I first learned about A1 Afghan Restaurant & Grocery via Local Colors’ Instagram. Local Colors is a non-profit that “celebrates international diversity and fosters the values of inclusion, equity and multicultural understanding,” which it accomplishes in part by hosting multi-cultural events such as its annual namesake festival, Lunar New Year and Nowruz, or Persian New Year, an important spring event for the Afghan and Iranian community.
Local Colors’ Executive Director, Lisa Spencer, has a particular affinity for international cuisine and views posting photos of new restaurants and their owners on social media as another way of giving a platform to people of diverse backgrounds. “I think food is a gateway to cultural exploration and to me, it’s being able to take the different flavors, the different styles of eating, and it really gives you a taste, figuratively and literally, of what that culture is about,” Spencer says.

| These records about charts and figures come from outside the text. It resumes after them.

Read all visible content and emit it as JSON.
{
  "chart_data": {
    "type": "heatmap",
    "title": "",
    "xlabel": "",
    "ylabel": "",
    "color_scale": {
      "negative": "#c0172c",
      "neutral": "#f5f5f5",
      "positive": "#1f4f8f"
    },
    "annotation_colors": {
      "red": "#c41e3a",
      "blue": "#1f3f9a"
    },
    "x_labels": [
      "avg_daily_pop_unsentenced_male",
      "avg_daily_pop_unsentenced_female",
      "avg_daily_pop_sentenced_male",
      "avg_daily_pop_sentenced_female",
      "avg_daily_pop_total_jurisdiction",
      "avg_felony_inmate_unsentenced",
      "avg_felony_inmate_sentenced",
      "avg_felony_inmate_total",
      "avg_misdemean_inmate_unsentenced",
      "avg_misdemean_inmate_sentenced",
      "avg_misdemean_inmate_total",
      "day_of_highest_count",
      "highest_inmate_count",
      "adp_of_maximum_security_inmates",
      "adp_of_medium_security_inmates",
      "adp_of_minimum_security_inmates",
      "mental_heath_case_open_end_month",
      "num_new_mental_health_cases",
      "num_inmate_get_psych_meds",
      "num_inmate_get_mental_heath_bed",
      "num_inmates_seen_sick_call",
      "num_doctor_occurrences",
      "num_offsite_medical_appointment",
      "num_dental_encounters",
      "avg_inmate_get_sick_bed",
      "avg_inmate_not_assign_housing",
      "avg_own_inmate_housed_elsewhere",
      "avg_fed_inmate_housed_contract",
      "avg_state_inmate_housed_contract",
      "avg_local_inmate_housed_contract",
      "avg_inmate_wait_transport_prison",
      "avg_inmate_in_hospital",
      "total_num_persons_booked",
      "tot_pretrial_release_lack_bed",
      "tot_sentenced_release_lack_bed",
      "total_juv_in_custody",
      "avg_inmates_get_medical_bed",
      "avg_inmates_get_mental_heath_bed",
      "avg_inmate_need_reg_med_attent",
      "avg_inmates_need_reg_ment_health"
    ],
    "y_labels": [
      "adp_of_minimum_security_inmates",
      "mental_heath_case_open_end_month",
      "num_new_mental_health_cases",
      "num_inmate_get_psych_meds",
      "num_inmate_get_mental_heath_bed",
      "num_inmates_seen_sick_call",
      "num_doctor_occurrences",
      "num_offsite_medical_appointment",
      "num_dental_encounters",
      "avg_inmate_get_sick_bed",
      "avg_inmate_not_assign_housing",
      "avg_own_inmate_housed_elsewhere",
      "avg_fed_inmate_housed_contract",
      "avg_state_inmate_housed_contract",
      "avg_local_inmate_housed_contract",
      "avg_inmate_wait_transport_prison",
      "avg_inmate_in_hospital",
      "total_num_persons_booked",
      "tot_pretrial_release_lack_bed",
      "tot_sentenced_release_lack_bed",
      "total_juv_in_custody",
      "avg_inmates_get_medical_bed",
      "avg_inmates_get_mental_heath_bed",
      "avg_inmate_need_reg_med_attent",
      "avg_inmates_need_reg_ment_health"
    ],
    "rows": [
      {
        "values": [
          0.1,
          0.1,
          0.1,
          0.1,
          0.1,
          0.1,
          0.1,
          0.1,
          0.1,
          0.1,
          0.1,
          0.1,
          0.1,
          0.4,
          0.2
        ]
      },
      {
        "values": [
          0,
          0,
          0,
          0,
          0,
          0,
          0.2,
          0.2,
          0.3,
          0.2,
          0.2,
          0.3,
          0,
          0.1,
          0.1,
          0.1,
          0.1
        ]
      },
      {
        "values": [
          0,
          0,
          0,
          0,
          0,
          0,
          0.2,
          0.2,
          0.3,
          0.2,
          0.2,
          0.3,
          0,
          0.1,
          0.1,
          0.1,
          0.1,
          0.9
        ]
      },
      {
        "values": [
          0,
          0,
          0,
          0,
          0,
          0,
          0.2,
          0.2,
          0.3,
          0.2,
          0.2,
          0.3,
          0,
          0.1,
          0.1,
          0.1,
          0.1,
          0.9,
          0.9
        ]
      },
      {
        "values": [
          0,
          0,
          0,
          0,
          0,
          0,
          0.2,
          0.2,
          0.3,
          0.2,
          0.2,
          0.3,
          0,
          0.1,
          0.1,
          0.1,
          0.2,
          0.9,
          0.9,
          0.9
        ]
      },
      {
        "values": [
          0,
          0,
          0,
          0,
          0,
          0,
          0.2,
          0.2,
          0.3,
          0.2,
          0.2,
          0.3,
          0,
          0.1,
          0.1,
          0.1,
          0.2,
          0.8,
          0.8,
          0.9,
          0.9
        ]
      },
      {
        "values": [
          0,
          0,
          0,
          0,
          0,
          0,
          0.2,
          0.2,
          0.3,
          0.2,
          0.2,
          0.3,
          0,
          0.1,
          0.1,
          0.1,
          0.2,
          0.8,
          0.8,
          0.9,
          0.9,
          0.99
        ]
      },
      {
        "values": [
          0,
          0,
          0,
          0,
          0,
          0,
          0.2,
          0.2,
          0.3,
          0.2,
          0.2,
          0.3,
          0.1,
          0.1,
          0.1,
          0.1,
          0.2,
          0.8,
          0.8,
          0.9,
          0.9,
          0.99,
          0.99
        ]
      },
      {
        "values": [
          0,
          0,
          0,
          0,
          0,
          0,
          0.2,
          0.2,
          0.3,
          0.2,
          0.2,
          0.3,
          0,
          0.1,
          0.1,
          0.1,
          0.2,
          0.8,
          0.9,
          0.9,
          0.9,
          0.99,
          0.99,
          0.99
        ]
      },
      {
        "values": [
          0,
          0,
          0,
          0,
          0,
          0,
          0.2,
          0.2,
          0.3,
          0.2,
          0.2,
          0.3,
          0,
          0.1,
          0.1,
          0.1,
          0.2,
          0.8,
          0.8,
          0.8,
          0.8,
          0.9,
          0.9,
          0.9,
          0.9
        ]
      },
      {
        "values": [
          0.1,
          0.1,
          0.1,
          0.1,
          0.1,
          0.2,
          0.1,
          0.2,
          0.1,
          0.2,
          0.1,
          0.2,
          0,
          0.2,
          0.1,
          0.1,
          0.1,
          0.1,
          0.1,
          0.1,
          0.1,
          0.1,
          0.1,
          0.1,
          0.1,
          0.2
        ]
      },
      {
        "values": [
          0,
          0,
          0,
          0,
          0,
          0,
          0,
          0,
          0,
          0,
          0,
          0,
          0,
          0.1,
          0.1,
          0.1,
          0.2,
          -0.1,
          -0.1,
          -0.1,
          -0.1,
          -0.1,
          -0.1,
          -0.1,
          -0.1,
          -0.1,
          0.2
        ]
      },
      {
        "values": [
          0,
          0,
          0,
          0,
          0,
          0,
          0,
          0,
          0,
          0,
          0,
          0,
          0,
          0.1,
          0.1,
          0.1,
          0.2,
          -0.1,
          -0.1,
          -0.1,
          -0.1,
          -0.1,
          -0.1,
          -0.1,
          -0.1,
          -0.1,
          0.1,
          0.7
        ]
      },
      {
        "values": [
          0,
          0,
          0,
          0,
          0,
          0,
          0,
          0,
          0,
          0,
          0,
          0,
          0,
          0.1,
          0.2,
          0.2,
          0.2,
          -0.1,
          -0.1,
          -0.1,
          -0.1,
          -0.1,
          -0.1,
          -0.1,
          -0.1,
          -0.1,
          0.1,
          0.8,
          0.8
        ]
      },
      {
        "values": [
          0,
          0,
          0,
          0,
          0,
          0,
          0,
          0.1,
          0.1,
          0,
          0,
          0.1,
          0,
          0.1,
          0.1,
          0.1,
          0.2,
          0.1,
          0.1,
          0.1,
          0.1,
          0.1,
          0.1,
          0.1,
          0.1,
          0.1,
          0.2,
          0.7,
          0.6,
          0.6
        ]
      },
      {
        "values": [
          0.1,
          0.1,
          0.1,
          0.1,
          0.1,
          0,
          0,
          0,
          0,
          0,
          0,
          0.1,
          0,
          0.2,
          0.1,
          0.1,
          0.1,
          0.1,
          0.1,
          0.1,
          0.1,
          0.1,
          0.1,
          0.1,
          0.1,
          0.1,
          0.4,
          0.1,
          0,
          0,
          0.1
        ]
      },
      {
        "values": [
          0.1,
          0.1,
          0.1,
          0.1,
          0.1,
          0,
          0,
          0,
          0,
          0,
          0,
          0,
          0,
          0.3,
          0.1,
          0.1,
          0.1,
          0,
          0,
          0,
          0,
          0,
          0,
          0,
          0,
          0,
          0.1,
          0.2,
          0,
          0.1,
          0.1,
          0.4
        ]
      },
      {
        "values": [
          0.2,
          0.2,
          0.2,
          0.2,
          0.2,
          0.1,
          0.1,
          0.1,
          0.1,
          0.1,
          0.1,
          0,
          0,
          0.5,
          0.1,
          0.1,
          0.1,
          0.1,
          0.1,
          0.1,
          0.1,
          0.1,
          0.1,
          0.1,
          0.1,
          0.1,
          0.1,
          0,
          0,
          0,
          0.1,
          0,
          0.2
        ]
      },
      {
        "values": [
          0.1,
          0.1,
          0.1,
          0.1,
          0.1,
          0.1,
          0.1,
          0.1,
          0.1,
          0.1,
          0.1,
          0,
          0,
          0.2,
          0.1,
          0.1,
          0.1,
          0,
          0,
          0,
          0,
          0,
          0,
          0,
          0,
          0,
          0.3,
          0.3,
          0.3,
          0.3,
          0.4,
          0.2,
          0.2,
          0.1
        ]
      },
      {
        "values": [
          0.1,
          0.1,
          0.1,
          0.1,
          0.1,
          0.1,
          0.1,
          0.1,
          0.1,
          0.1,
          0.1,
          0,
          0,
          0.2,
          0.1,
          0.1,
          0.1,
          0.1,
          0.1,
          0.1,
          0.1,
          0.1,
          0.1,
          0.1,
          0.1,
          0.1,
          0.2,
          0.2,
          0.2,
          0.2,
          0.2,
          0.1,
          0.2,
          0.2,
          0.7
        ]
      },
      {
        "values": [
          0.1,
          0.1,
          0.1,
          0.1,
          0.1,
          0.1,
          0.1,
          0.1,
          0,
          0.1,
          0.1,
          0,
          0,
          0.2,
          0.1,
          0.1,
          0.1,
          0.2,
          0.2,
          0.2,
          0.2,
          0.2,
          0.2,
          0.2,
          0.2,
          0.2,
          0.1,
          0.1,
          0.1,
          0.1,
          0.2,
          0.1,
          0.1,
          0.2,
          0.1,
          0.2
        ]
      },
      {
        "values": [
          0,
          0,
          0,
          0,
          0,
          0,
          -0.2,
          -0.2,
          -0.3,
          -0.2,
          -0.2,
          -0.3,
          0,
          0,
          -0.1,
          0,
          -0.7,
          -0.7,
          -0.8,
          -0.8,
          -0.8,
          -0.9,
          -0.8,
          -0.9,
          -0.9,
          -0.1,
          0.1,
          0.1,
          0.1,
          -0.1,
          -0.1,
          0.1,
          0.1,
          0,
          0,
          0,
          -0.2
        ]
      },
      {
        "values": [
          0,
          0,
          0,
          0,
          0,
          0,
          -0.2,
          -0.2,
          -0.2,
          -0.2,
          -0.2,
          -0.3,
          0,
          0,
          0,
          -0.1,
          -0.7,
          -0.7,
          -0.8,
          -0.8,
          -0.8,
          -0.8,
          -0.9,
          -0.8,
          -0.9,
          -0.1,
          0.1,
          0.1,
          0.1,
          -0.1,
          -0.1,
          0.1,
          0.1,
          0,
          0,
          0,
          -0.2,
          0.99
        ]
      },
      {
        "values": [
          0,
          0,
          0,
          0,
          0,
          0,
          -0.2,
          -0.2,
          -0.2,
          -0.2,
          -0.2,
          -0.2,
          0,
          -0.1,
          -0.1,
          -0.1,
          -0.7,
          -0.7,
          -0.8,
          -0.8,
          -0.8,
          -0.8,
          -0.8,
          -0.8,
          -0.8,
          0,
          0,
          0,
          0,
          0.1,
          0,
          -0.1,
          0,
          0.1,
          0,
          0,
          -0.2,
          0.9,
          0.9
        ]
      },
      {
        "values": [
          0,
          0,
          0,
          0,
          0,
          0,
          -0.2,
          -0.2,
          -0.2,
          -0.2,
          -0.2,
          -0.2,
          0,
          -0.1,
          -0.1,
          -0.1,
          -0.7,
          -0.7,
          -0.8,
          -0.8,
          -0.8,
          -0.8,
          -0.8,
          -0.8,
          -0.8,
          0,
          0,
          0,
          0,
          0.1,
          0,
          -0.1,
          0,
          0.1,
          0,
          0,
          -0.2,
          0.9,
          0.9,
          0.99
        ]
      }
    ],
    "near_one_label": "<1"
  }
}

Restaurants like A1 Afghan Restaurant & Grocery also help to paint a more nuanced portrait of what our community looks like. “You get a taste of the diversity that’s in the area by the kinds of restaurants that we have,” Spencer says. “It’s so important to support the different ethnic restaurants that are here because it really shows the broader public who’s here, and also the fact that they’re contributing to the economy.”
Regardless of provenance or recipe, A1 Afghan’s food is also objectively delicious in its execution, seasoning and balance of flavors and textures. Afghan food, as Ghanizada explains, is not spicy by nature so it appeals to a wide variety of palettes; he’s quick to cite the 100 5-star Google reviews garnered in the restaurant’s four months of operation. “Everything I do, I do it starting with the love. You know, if you do anything with love you can do it in the best way,” he says, adding, “Right now, the important thing for me is when people are happy from us and from our food.”